The witness, 82-year-old Thomas Blatt, described the conditions at Sobibor was “as close as approximation of Hell as has ever been created on this Earth.”
In an interview with Spiegel magazine, Blatt said: “They abused us. They shot new arrivals who were old and sick and could not go on. And there were some who pushed naked people into the gas chambers with bayonets.”
“Sobibor was a factory. Only a few hours passed between arrival and the burning of a body,” Blatt said.
Demjanjuk has always insisted that he was forced to work for the Nazis and has been mistaken by survivors for other cruel guards.
His son John wrote on Monday: “Given the history of this case and not a shred of evidence that he ever hurt one person let alone murdered anyone anywhere, this is inhuman even if the courts have said it is lawful.”
“This is not justice, it is a vendetta in the falsified name of justice with the hope that somehow Germany will atone for its past,” the son said.
But Demjanjuk is right at the top of Nazi hunters’ most-wanted list.
He was suspect No. 3 in the Simon Wiesenthal Center’s latest report on Nazi war criminal — behind two others thought already dead.
The group’s founder, Rabbi Marvin Hier, said that if Demjanjuk comes to trial, it “will probably be the last trial of a Nazi war criminal.”

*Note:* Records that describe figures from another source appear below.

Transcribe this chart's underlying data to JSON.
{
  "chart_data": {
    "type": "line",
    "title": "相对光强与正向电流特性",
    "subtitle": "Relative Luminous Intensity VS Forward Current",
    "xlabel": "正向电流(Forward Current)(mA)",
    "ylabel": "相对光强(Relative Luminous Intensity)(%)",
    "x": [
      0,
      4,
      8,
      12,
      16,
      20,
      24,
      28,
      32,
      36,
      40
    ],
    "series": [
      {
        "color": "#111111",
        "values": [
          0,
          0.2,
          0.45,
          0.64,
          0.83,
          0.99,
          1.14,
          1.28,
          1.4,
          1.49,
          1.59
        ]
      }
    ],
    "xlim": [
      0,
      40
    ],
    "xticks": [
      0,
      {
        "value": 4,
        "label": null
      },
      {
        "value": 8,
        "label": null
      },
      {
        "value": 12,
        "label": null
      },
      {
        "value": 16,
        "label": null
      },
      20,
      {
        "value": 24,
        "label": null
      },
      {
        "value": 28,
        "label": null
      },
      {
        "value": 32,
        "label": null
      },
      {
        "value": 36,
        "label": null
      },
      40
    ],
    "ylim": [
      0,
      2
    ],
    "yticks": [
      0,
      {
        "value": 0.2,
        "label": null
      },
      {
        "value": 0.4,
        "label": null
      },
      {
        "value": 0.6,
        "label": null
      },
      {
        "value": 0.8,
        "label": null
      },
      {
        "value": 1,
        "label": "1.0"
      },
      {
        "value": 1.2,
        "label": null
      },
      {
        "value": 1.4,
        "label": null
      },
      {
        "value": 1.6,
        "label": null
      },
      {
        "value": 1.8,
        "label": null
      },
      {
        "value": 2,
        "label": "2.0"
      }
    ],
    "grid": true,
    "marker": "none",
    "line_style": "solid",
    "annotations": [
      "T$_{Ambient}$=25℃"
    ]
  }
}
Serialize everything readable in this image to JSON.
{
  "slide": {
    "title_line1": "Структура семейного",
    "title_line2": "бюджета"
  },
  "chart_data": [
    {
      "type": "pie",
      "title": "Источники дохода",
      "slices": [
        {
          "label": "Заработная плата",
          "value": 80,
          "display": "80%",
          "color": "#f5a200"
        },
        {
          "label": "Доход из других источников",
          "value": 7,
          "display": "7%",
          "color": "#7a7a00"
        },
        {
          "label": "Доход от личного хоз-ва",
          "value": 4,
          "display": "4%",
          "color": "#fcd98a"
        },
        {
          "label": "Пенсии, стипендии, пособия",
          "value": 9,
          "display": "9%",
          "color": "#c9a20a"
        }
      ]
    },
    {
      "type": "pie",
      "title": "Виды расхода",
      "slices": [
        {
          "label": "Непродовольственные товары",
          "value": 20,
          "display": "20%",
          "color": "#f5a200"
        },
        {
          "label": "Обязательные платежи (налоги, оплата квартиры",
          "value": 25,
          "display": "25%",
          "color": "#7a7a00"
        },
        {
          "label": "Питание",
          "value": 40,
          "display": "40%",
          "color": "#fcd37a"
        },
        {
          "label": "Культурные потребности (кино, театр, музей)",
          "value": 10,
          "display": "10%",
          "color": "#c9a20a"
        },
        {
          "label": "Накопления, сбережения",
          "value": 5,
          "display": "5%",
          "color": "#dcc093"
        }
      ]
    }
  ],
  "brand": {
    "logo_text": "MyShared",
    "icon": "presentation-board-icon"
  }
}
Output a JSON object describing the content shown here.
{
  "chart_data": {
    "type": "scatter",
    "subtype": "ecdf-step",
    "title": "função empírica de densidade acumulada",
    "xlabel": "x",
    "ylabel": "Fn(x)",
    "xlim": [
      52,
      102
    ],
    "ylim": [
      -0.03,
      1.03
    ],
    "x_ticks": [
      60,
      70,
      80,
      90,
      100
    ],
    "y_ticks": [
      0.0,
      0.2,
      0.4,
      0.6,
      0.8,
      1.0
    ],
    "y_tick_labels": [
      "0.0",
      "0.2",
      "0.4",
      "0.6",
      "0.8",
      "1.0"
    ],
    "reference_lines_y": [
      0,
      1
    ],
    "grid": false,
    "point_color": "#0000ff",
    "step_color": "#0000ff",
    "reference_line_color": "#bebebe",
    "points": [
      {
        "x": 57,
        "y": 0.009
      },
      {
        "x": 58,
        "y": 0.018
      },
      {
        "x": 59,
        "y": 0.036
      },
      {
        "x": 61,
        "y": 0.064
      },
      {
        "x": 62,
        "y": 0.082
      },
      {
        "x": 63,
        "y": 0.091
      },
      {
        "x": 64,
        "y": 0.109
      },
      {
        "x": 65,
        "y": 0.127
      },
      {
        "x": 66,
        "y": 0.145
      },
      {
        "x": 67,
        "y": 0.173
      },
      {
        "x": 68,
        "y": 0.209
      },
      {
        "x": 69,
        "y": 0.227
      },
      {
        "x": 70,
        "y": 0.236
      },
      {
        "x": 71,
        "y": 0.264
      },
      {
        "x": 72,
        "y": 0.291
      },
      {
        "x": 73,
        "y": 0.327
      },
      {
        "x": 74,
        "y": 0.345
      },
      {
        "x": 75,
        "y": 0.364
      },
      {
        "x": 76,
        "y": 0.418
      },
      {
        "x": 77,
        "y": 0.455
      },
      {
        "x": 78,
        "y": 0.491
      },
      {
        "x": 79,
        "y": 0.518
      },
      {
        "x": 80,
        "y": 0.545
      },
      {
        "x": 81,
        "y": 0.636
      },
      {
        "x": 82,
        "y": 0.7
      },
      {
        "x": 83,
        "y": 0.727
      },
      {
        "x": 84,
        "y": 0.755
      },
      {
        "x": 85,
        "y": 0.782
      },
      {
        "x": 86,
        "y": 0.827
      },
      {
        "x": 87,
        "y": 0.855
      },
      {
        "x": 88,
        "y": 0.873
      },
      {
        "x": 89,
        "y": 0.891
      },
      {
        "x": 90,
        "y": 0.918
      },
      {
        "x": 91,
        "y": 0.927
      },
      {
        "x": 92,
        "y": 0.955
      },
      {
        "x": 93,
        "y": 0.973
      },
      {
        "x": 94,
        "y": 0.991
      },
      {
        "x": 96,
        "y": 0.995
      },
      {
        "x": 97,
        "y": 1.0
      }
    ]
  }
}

However, Stephan Kramer, general secretary of the Central Council of Jews in Germany, said he did not believe Demjanjuk would be jailed.
“I am not so naive to think that he will spend a single day in prison,” Kramer told German TV channel N24.
“But we will at least have a discussion about German post-war justice and how they deal with Nazi criminals ... In this sense, it is good and right that he was deported to Germany and will be placed before a court here,” he said.
If he did appear before the court, it would be the second time he has faced such charges.
He was condemned to death in Israel in 1988 after he was convicted of being the sadistic Nazi guard nicknamed “Ivan the Terrible,” who would hack naked prisoners to death with a sword.
However, the verdict was overturned by Israel’s Supreme Court in 1993 when statements from former guards identified another man as “Ivan the Terrible.”
“I do not care whether he goes to prison or not. It is the trial that is important to me. I want the truth. People need to know what it was like at Sobibor,” Blatt said.